Jumat, 16 Desember 2016

Gambaran Umum Ossetia Selatan (skripsi dan tesis)



Secara geografis, Ossetia Selatan berbatasan dengan Ossetia Utara yang masuk wilayah Rusia, di Selatan dengan Georgia. Kawasan yang terletak di Selatan Kaukasia ini, memiliki wilayah sekitar 4000 kilometer persegi, dengan ibukotanya Tskhinvali.  Bahasa warga Ossetia adalah Persia, seperti yang biasa digunakan di Iran. Selain itu di Ossetia Selatan, bahasa Rusia menjadi bahasa resmi kedua. Kebanyakan penduduk Ossetia Selatan memiliki kewarganegaraan Rusia.
Ketika tahun 1990 Ossetia Selatan memproklamasikan kedaulatannya, milisi Georgia melakukan serbuan. Moskow juga.mengirimkan pasukan yang mendukung pihak Ossetia Selatan. Perang itu menyebabkan sekitar 100 ribu warga Ossetia melarikan diri dari Georgia dan Ossetia Selatan ke Rusia, sekitar 20 ribu warga Georgia ke Georgia. Jika tahun 1989 penduduk Ossetia Selatan masih 165 ribu orang, saat ini jumlahnya kira-kira tinggal separuhnya.
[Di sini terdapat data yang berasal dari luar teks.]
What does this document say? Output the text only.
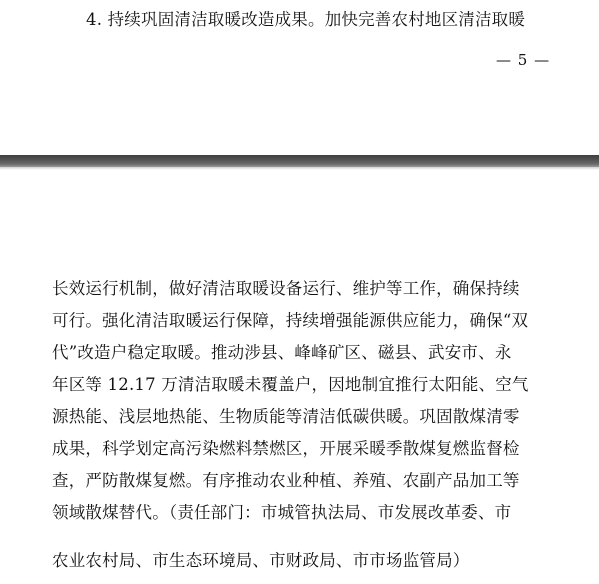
4. 持续巩固清洁取暖改造成果。加快完善农村地区清洁取暖
— 5 —
长效运行机制，做好清洁取暖设备运行、维护等工作，确保持续
可行。强化清洁取暖运行保障，持续增强能源供应能力，确保“双
代”改造户稳定取暖。推动涉县、峰峰矿区、磁县、武安市、永
年区等 12.17 万清洁取暖未覆盖户，因地制宜推行太阳能、空气
源热能、浅层地热能、生物质能等清洁低碳供暖。巩固散煤清零
成果，科学划定高污染燃料禁燃区，开展采暖季散煤复燃监督检
查，严防散煤复燃。有序推动农业种植、养殖、农副产品加工等
领域散煤替代。（责任部门：市城管执法局、市发展改革委、市
农业农村局、市生态环境局、市财政局、市市场监管局）
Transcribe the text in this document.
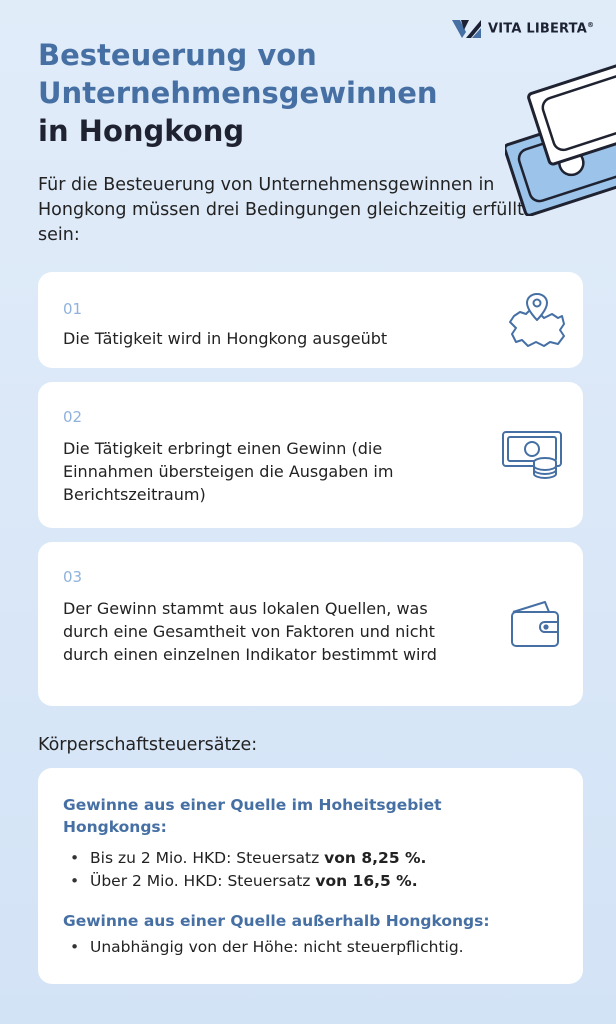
VITA LIBERTA®
Besteuerung von
Unternehmensgewinnen
in Hongkong

Für die Besteuerung von Unternehmensgewinnen in Hongkong müssen drei Bedingungen gleichzeitig erfüllt sein:

01
Die Tätigkeit wird in Hongkong ausgeübt
02
Die Tätigkeit erbringt einen Gewinn (die Einnahmen übersteigen die Ausgaben im Berichtszeitraum)
03
Der Gewinn stammt aus lokalen Quellen, was durch eine Gesamtheit von Faktoren und nicht durch einen einzelnen Indikator bestimmt wird
Körperschaftsteuersätze:
Gewinne aus einer Quelle im Hoheitsgebiet Hongkongs:
• Bis zu 2 Mio. HKD: Steuersatz von 8,25 %.
• Über 2 Mio. HKD: Steuersatz von 16,5 %.
Gewinne aus einer Quelle außerhalb Hongkongs:
• Unabhängig von der Höhe: nicht steuerpflichtig.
Status Ossetia Selatan  tidak jelas. Secara hukum internasional, kedaulatan keduanya tidak diakui secara resmi. Tapi pimpinan di kedua kawasan itu  berusaha mewujudkannya dengan menggelar pemilihan umum. Dari segi ekonomi tidak banyak yang ditawarkan Ossetia Selatan. Tingkat penganggurannya mencapai 60 persen. Lahan pertaniannya hanya menghasilkan sedikit buah-buahan, gandum dan anggur. Bahkan terdapat desas-desus, kawasan pegunungan di Kaukasia itu merupakan jalur transit penyelundupan senjata dan obat bius. Tapi dapat dimengerti bila Georgia tetap ingin mempertahankan kesatuannya. Jika membiarkan Ossetia Selatan merdeka, ini berarti Georgia juga harus rela melepaskan Abkhazia, provinsi lainnya yang juga ingin melepaskan diri darinya. Dimana secara ekonomis dan strategis Abkhazia memiliki arti penting. Inilah sumber masalahnya. Di belakang konflik Ossetia Selatan tersembunyi kepentingan politik internasional. NATO, Amerika Serikat, Rusia dan Uni Eropa semua terlibat dalam masalah. Ini juga yang menyebabkan Dewan Keamanan PBB dalam sidang istimewanya tidak berhasil mencapai kata sepakat dalam mengatasi konflik di Kaukasia tersebut.
Secara resmi provinsi yang September 1991 menamakan dirinya Republik Ossetia Selatan, masih termasuk Georgia, seperti halnya provinsi Abkhazia yang juga melepaskan diri dari Georgia. Namun keduanya mendapat dukungan dari Rusia dan secara ekonomi tergantung pada Rusia. Georgia menuduh Rusia hendak melakukan aneksasi terhadap kedua kawasan tersebut dan menghindari upaya keanggotaan Georgia ke dalam NATO. Rusia menentang keanggotaan Georgia ke dalam NATO. Moskow tidak senang keberadaan pakta pertahanan Atlantik Utara itu tepat berada di perbatasannya, juga tidak dengan penempatan stasiun penangkal rudal di Polandia dan Ceko. Itu yang menyebabkan Rusia membantu perjuangan kemerdekaan Ossetia Selatan dan Abkhazia melawan Georgia. Sehubungan serangan yang dilancarkan Georgia terhadap Ossetia Selatan pada saat itu Perdana Menteri Rusia, Vladimir Putin menyebutnya sebagai pembunuhan massal.[1]